We arrived at Asheville, North Carolina about mid-day yesterday. Our Hertz GPS was totally baffled by the instruction to go to Woodfin Road and dropped us on a country mountain road. Nope, no sign of our hotel there. We re-synched and headed back to on HWY 541 until we got to Rt 25 (aka Biltmore). We went about a mile to find the Athena cafe. They had a variety of Greek items on the menu, plus things like pizza for the less adventurous. Three of us ordered variations on the Gyro platter. My version came with thin slices of cooked lamb on strips of gyro bread, bracketed by a healthy-sized Greek salad. Yum. My youngest ordered pizza, which he demolished with a little bit of help. Hungers sated, we were ready to explore the town.

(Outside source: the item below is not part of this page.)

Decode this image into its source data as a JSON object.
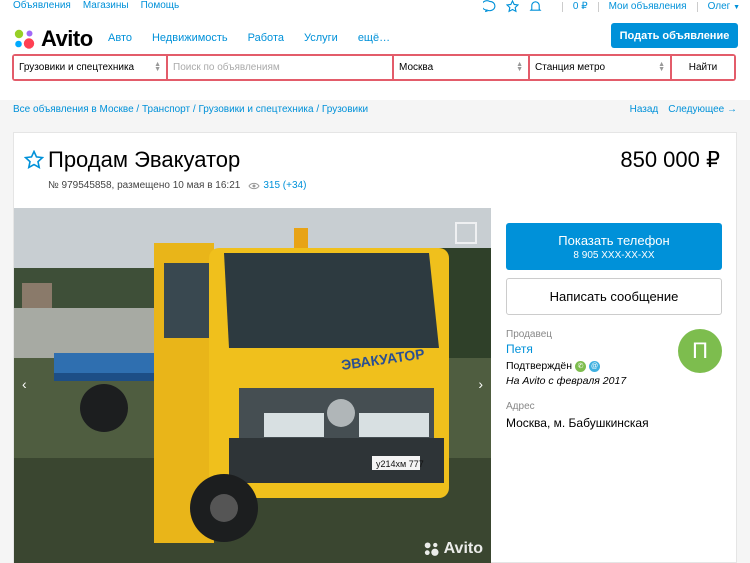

It turned out our hotel was on the other Woodfin Road, not far from Biltmore, so we decided to park at the hotel and avoid any extra parking charges. We settled in at the hotel and immediately felt comfortable. The view from the 10th floor looked like this:
The weather had turned cool and windy, so we dressed warmly for our walk around the downtown. Our guidebook talked about the Urban Trail, so we decided to follow that. The man at the front desk at our hotel was very helpful, suggesting we go to the Art Museum to get a map of the trail. Nice idea, but when we got to the monument in front of the museum, we discovered it was closed on Mondays. We were told that the trail was marked on the sidewalks, but must have looked confused, since a group of college age kids came up and asked if they could help us. One girl in particular was very helpful, giving us tips on which streets to follow and suggesting we find our way to Grove Plaza.

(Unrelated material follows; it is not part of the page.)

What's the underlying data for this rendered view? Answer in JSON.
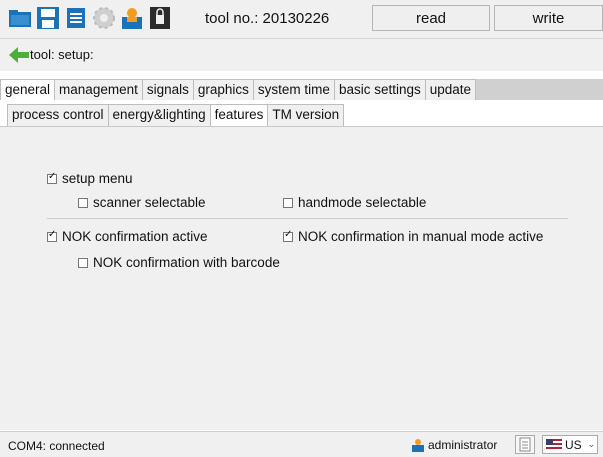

We began walking from our start at Pack Square and soon found pink stones embedded in the sidewalk marking the walking trail. We also discovered that the city's reputation for having very well preserved Art Deco architecture was quite accurate. We also saw other unfamiliar sites, such as a Five and Dime store. One building after another had stunning architecture, so we didn't mind the cold weather so much. We turned a corner and then found a red and gold sign for F. W. Woolworth. We stepped into the erstwhile department store and found an old style soda fountain, meticulously restored, adjacent to a series of booths housing work of local artists. The art was phenomenal and much of it had clear connections to the remarkable cityscape and the surruounding mountains of Asheville. My oldest son loves art, so he just reveled in the many different types of art available for viewing. We also discovered that there had been a water main break downtown, so the soda fountain was closed, along with my of the nearby restaurants.
We resumed our walk and found more of the pink stone markers, which led us to a pedestrian walkway known as Wall Street. It looks like this:
We were impressed by a very new building we saw at the end of that block, but our street markers had vanished, so we decided to start looping back. Turning the corner, we encountered the recently refurbished Grove Plaza:
This spectacular example of Art Deco at it best was built in 1927, but had languished for many years when the building had been taken over by the Federal government for its National Weather Center. The current version of the building re-opened in 2002 and now houses a variety of intriguing shops. We strolled into a combination high end grocery and wine store and couldn't resist buying some fruit snacks and other items for the rest of our trip. Beyond that store, we walked through an inner atrium which simply amazed us with its intricacy of design, clean lines and remarkable use of light.
We took advantage of the respite from the chills of the outdoors and a woman proprietor told us about the history of the building and how it nearly had been torn down, before being rescue re-furbished in its current form. She was very friendly and gave tips on places we should consider visiting in light of our son's interest in art.
We continued the tour outside and soon encountered an amazing Basilica, featuring what is reputed to be the largest domed roof of its kind in North America. Nearby, we walked into the civic center, which has bronze statues of musicians in full stride in front. We walked and walked, finding more trendy restaurants of many different cuisines (while making mental notes for later) and finally got to the part of the tour where the symbol was a red angel. Yes, we were about to encounter the footsteps of a famous native son, Thomas Wolfe, whose novel Look Homeward, Angel, borrowed much about Asheville for that novel. There were imprints of his footprints, proving that Wolfe was a large man, and not only for the amount of words that he could spew on a page. We'd reached the end of the walking tour -- a yellow boarding house that had served as the backdrop for Wolfe's novel. Since it was Monday, it too was closed.
That night, we circled back to Walnut Street, walked up a steep hill and stepped into Zambra, a restaurant featuring Spanish cuisine, in the style of a Tapas bar. With the help of our waitress, we ordered small plates: a delightful salad of pears and local greens, a second grassier set of greens, curry flavored albondigas -- a kind of meatball -- and two larger dishes of Paella and trout. The food challenged our palettes, but was well worth the effort. So ended our night in Asheville.